Kekuatan lain yang potensial yang dapat dimanfaatkan Indonesia adalah jumlah
penduduk Indonesia yang mayoritas muslim. Indonesia dengan penduduk muslim terbesar
di dunia memberikan arti tersendiri kepada Indonesia di mata pemerintah negara – negara di
Timur Tengah. Kekuatan kedua yang dimiliki Indonesia adalah sebagai penghasil sumber
daya alam tertentu, seperti minyak dan gas. Selain memberikan “mutually financial benerfit”
kepada Indonesia dan Jepang, minyak dan gas tersebut juga membekali Indonesia untuk
unggul dalam beberapa “event” tawar menawar kerjasama dengan negara – negara lain,
utamnya negara – negara yang terhadap mereka Jepang mempunyai pengaruh kuat untuk
menekan.
Kedudukan Indonesia semacam itu mempunyai arti istimewa yang tidak semua negara di
dunia memilikinya. Walaupun di akui bahwa tidaklah mudah untuk memanfaatkannya, dan
diperlukan kesungguhan dan kehati – hatian sangat tinggi dalam pelaksanaannya. Dalam
kaitan ini ada tiga bentuk jaringan usaha yang perlu dibangun, yaitu jaringan bisnis yang
melibatkan produsen, mereka yang mendukung proses produksi seperti pengusaha bahan
baku dan pembantu, pemasok tenaga kerja, perusahaan jasa informasi teknologi proses
produksi, serta mereka yang bergerak dibidang pemasaran dan teknologhi pemasaran.
Jaringan bisnis yang dimaksud dapat bersifat formal tetapi dapat juga bersifat informal.

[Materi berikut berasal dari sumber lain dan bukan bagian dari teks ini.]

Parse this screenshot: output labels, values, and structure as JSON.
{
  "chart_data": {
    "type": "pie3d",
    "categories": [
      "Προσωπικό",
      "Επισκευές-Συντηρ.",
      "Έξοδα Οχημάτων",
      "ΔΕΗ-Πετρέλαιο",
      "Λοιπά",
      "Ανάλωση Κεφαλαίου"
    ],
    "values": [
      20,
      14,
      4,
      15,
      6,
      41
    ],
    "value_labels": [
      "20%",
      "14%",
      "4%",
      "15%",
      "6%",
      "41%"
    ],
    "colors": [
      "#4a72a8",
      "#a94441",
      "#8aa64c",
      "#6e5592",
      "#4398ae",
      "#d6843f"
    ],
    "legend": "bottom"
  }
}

Tetapi masing – masing pihak tetap menjunjung tinggi kemitraan mereka. Jaringan bisnis itu,
15
dapat membentuk suatu organisasi bersama, tetapi dapat juga berdiri sendiri walupun tetap
dalam suatu koordinasi.
2. Kelemahan (Weakness)
Kelemahan kondisi ekonomi Indonesia dapat dilihat pada banyak hal. Secara umum
kelemahan itu terasa pada keterkaitan kedepan, tingginya tingkat ketergantungan ekonomi
terhadap barang – barang impor, tingginya beban hutang luar negeri, tingginya impor
content barang hasil industry dalam negeri, rendahnya mutu sumber daya manusia,
terbatasnya jumlah entrepreneur dalam negeri, lemahnya minat bekerjasama diantara para
pengusaha, susahnya membentuk kekompakan antara pemerintah dengan swasta, masih
sangat terbatasnya dukungan real pemerintah terhadap pengusaha ekonomi lemah,
walupun jumlah mereka yang lemah ekonomi sangat dominan dalam ekonomi Indonesia.
Kepincangan yang terjadi dalam struktur industry di Indonesia yang antara lain
merupakan dampak dari “imbalance industrial policy” pemerintah orde baru juga
merupakan bukti lain bagi kelemahan ekonomi Indonesia.
3. Peluang (Opportunities)
Kesempatan membentuk jaringan bisnis dengan negara Asia masih terbuka, apabila
Indonesia dalam posisi sebagai produsen. Dengan demikian, jaringan bisnis yang mungkin
dapat dibentuk adalah jaringan bisnis yang melibatkan baik para produsen, para pengusaha
penunjang proses produksi, para pengusaha yang bergerak dibidang pemasaran, informasi
teknologi, proses produksi serta pengusaha jasa lain.
Kesempatan lain yang mungkin juga akan dapat dimanfaatkan bagi pembentukan
jaringan bisnis bagi Indonesia adalah kesempatan yang tercipta berkat kebijakan pemerintah
dari negara – negara lain di dunia. Kesempatan semacam ini biasanya menampak melalui
suatu pengamatan secara seksama atas kondisi ekonomi dan non ekonomi negara – negara
lain tersebut.
Jaringan bisnis dapat dibenuk atas dasar kesempatan yang dimiliki Indonesia.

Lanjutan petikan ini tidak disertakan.